If I had thoughts at that moment, I don’t know what they were. I came towards her just as steadily as she had come towards me. Gauging her every reaction, I drew closer until we were as near to each other as we had been when she leapt away. She was staring at my skin and my eyes, and quite suddenly she reached out again and touched my face.
“Not alive!” That was the horrifying perception that came from her silently. “Changed into something. But NOT ALIVE.”
Quietly I said no. That was not right. And I sent a cool torrent of images to her, a procession of glimpses of what my existence had become. Bits, pieces of the fabric of the nighttime Paris, the sense of a blade cutting through the world soundlessly.

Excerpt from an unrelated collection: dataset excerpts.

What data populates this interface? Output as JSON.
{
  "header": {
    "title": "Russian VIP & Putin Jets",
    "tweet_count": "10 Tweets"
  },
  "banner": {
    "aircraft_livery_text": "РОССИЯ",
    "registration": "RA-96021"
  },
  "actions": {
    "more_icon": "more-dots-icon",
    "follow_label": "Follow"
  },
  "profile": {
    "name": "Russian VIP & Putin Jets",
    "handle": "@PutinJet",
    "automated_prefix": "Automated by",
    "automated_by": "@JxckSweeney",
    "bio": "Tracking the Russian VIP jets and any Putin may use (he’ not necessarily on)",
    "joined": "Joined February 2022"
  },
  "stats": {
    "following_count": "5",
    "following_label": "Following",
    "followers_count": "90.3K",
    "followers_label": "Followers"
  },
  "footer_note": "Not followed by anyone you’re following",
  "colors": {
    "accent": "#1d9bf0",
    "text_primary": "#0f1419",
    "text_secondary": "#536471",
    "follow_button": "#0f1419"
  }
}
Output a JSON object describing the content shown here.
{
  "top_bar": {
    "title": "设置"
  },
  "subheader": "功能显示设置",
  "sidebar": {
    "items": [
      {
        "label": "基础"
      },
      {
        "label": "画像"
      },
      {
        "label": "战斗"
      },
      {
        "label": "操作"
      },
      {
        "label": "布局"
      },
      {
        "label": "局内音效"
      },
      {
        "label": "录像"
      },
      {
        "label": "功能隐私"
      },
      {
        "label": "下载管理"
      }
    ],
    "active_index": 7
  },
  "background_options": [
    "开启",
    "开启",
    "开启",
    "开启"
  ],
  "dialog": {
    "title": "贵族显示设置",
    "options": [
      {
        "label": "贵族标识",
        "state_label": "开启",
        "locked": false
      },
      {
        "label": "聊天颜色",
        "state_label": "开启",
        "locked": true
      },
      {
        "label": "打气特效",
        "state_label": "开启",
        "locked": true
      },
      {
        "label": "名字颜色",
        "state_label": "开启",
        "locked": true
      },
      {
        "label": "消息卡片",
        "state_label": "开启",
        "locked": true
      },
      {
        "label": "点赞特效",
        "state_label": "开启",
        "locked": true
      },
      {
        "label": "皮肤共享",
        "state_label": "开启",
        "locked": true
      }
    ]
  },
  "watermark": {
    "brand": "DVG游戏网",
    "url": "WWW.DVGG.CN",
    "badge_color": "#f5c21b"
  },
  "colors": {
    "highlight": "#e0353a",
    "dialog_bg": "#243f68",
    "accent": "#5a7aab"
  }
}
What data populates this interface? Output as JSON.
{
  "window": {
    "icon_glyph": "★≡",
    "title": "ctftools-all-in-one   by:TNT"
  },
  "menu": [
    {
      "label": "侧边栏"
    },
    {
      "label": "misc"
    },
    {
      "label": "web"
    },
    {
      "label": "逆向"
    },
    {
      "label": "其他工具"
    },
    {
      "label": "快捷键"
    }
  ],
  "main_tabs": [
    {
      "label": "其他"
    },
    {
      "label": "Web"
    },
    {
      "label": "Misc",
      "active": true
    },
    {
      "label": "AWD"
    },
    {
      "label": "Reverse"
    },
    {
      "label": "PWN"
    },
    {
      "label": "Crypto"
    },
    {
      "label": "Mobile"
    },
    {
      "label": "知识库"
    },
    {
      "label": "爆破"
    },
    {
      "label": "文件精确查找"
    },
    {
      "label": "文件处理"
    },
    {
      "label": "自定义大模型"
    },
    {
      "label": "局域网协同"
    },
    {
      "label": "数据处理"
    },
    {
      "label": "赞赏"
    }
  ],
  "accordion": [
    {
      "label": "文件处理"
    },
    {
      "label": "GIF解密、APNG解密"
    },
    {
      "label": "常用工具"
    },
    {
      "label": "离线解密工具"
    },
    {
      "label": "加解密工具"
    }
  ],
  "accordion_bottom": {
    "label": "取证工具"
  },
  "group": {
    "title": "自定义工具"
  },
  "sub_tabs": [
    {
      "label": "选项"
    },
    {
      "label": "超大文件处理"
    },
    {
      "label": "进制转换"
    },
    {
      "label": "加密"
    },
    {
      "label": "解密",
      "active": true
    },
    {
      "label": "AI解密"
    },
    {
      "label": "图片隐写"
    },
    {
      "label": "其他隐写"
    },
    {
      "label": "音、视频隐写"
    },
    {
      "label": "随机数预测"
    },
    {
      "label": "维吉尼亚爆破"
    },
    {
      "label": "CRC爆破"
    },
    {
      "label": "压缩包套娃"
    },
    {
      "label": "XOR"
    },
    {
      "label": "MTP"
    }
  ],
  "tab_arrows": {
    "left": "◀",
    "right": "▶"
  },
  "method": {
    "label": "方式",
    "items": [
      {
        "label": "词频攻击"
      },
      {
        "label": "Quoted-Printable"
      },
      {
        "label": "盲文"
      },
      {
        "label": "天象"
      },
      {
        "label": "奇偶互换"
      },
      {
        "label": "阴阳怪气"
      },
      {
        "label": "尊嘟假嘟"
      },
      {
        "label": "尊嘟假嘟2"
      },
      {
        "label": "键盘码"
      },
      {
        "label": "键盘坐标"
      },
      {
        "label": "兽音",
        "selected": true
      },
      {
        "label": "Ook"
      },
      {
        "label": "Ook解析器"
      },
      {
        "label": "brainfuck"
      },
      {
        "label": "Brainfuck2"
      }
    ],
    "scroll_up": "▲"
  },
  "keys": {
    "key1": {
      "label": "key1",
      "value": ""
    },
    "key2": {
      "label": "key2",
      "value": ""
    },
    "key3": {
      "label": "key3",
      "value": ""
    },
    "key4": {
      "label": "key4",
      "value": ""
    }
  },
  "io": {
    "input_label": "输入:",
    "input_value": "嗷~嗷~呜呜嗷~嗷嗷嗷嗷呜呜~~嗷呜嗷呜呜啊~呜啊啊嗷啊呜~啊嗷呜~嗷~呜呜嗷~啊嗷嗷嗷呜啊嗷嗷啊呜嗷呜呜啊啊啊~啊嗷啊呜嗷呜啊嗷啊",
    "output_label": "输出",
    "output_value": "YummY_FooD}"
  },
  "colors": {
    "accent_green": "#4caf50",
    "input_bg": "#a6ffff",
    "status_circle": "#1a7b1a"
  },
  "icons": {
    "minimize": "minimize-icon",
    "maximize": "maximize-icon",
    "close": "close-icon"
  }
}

With a little hiss she let out her breath. The pain balled its fist in her, opened its claw. She swallowed, sealing her lips against it, her eyes veritably burning into me. She knew now these were not sensations, these communications, but that they were thoughts.
“How then?” she demanded.
And without questioning what I meant to do I
gave her the tale link by link, the shattered window through which I’d been torn by the ghostly figure who had stalked me at the theater, the tower and the exchange of blood. I revealed to her the crypt in which I slept, and its treasure, my wanderings, my powers, and above all, the nature of the thirst. The taste of blood and the feel of blood, and what it meant for all passion, all greed to be sharpened in that one desire, and that one desire to be satisfied over and over with the feeding and the death.
The pain ate at her but she no longer felt it. Her eyes were all that was left of her as she stared at me. And though I didn’t mean to reveal all these things, I found I had taken hold of her and was turning so that the light of the carriages crashing along the quai below fell full on my face.
Without taking my eyes from her, I reached for the silver candelabra on the windowsill, and lifting it I slowly bent the metal, working it with my fingers into loops and twists.
The candles fell to the floor.
Her eyes rolled up into her head. She slipped backwards and away from me, and as she caught the curtains of the bed in her left hand, the blood came up out of her mouth.
It was coming from her lungs in a great silent cough. She was slipping down on her knees, and the blood was all over the side of the draped bed.
I looked at the twisted silver thing in my hands, the idiotic loops that meant nothing, and I let it drop. And I stared at her, her struggling against unconsciousness and pain, and wiping her mouth suddenly in sluggish gestures, like a vomiting drunk, on the bedclothes, as she sank unable to support herself to the floor.
I was standing over her. I was watching her, and her momentary pain meant nothing in light of the vow that I was speaking to her now. No words again, just the silent thrust of it, and the question, more immense than could ever be put into words, Do you want to come with me now? DO YOU WANT TO COME WITH ME INTO THIS NOW?
I hide nothing from you, not my ignorance, not my fear, not the simple terror that if I try I might fail. I do not even know if it is mine to give more than once, or what is the price of giving it, but I will risk this for you, and we will discover it together, whatever the mystery and the terror, just as I’ve discovered alone all else.